Example of src/conf-img/images-sizes.json :

"img-100-100":
    {
        "width":"100",
        "height":"100",
        "crop":true
    }

Example of src/conf-img/images-locations.json :

   "entry-img-01": [
      {
        "srcsets": [
          {
            "size": "img-100-100"
          },
          {
            "size": "img-200-200"
          },
          {
            "size": "img-300-200"
          },
          {
            "size": "img-600-400"
          }
        ],
        "default_img": "default-300-200.jpg",
        "img_base": "img-300-200"
      }
    ]

default_img is used for default image if no image are provoded in WordPress Admin. img_base is used as fallback for older browser.

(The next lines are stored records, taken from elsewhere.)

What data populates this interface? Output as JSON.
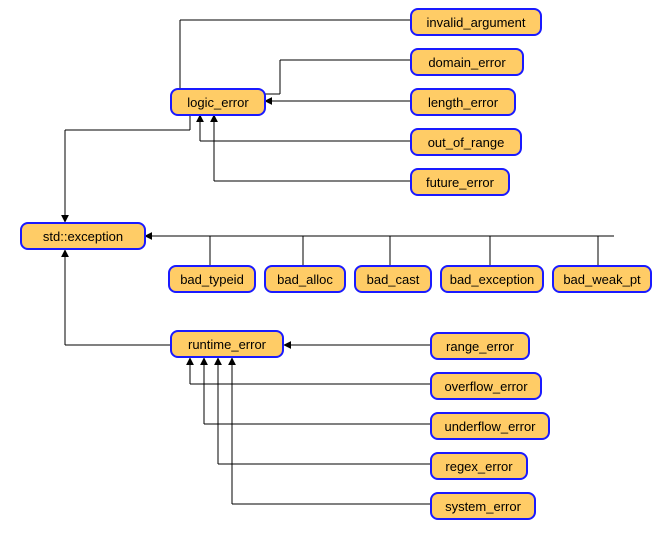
{
  "nodes": {
    "std_exception": "std::exception",
    "logic_error": "logic_error",
    "runtime_error": "runtime_error",
    "invalid_argument": "invalid_argument",
    "domain_error": "domain_error",
    "length_error": "length_error",
    "out_of_range": "out_of_range",
    "future_error": "future_error",
    "range_error": "range_error",
    "overflow_error": "overflow_error",
    "underflow_error": "underflow_error",
    "regex_error": "regex_error",
    "system_error": "system_error",
    "bad_typeid": "bad_typeid",
    "bad_alloc": "bad_alloc",
    "bad_cast": "bad_cast",
    "bad_exception": "bad_exception",
    "bad_weak_pt": "bad_weak_pt"
  },
  "edges": [
    [
      "logic_error",
      "std_exception"
    ],
    [
      "runtime_error",
      "std_exception"
    ],
    [
      "bad_typeid",
      "std_exception"
    ],
    [
      "bad_alloc",
      "std_exception"
    ],
    [
      "bad_cast",
      "std_exception"
    ],
    [
      "bad_exception",
      "std_exception"
    ],
    [
      "bad_weak_pt",
      "std_exception"
    ],
    [
      "invalid_argument",
      "logic_error"
    ],
    [
      "domain_error",
      "logic_error"
    ],
    [
      "length_error",
      "logic_error"
    ],
    [
      "out_of_range",
      "logic_error"
    ],
    [
      "future_error",
      "logic_error"
    ],
    [
      "range_error",
      "runtime_error"
    ],
    [
      "overflow_error",
      "runtime_error"
    ],
    [
      "underflow_error",
      "runtime_error"
    ],
    [
      "regex_error",
      "runtime_error"
    ],
    [
      "system_error",
      "runtime_error"
    ]
  ],
  "colors": {
    "node_fill": "#ffcc66",
    "node_border": "#1a1aff"
  }
}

You can use this Sketch extension to generate default image according to your images-locations.json file. There is a sketch file provided in the src/img/default folder.

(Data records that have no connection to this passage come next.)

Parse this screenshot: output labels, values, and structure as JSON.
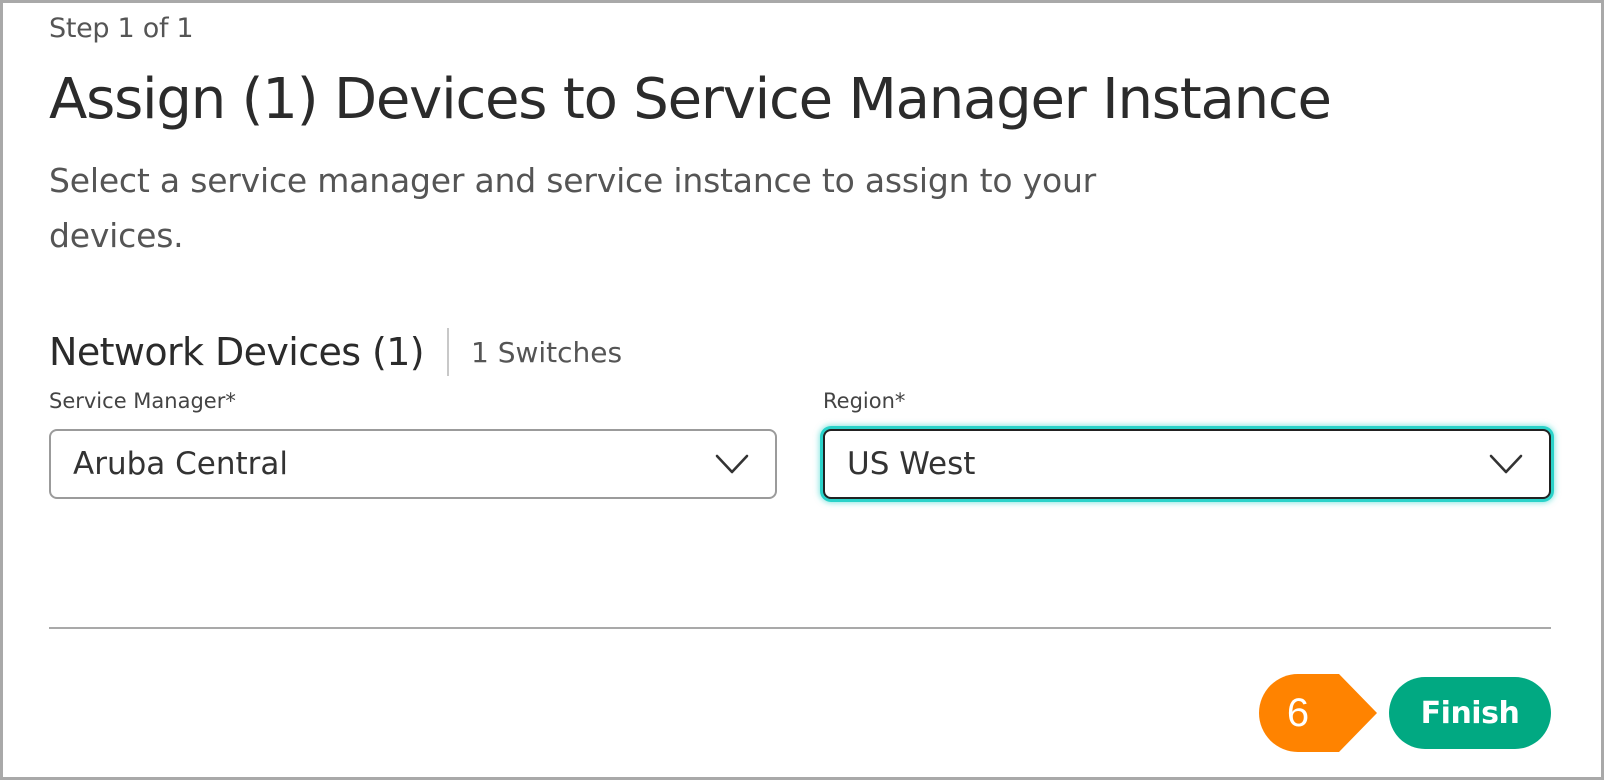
{
  "dialog": {
    "step_label": "Step 1 of 1",
    "title": "Assign (1) Devices to Service Manager Instance",
    "subtitle": "Select a service manager and service instance to assign to your devices."
  },
  "section": {
    "title": "Network Devices (1)",
    "count": "1 Switches"
  },
  "fields": {
    "service_manager": {
      "label": "Service Manager*",
      "value": "Aruba Central"
    },
    "region": {
      "label": "Region*",
      "value": "US West",
      "focused": true
    }
  },
  "footer": {
    "finish_label": "Finish"
  },
  "callout": {
    "number": "6",
    "color": "#ff8300"
  },
  "colors": {
    "accent": "#01a982",
    "focus_ring": "#2ad2c9",
    "text": "#333333"
  },
  "icons": {
    "dropdown": "chevron-down-icon"
  }
}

Now you can use it in your markup like this:

<?php echo get_the_post_thumbnail( 0, 'thumbnail', array( 'data-location' => 'entry-img-01' ) ); ?>

If you need to add a class to your picture (the lazyload class is added by default):

<?php echo get_the_post_thumbnail( 0, 'thumbnail', array( 'data-location' => 'entry-img-01', 'class' => 'my_class_name' ) ); ?>

We add Lazyload support too! We use Lazysize in addition to picturefill in order to provide responsive image served as fast as possible.

If you don't want this feature you still can set BEA_LAZYSIZE to false in /functions/class-bea-images.php. it will turn the markup to basic img tag with srcset.

Lazysize is also used for displaying background image in different sizes for differents viewports. Look at the Lazysize bgset documentation and the page__header or hero pattern.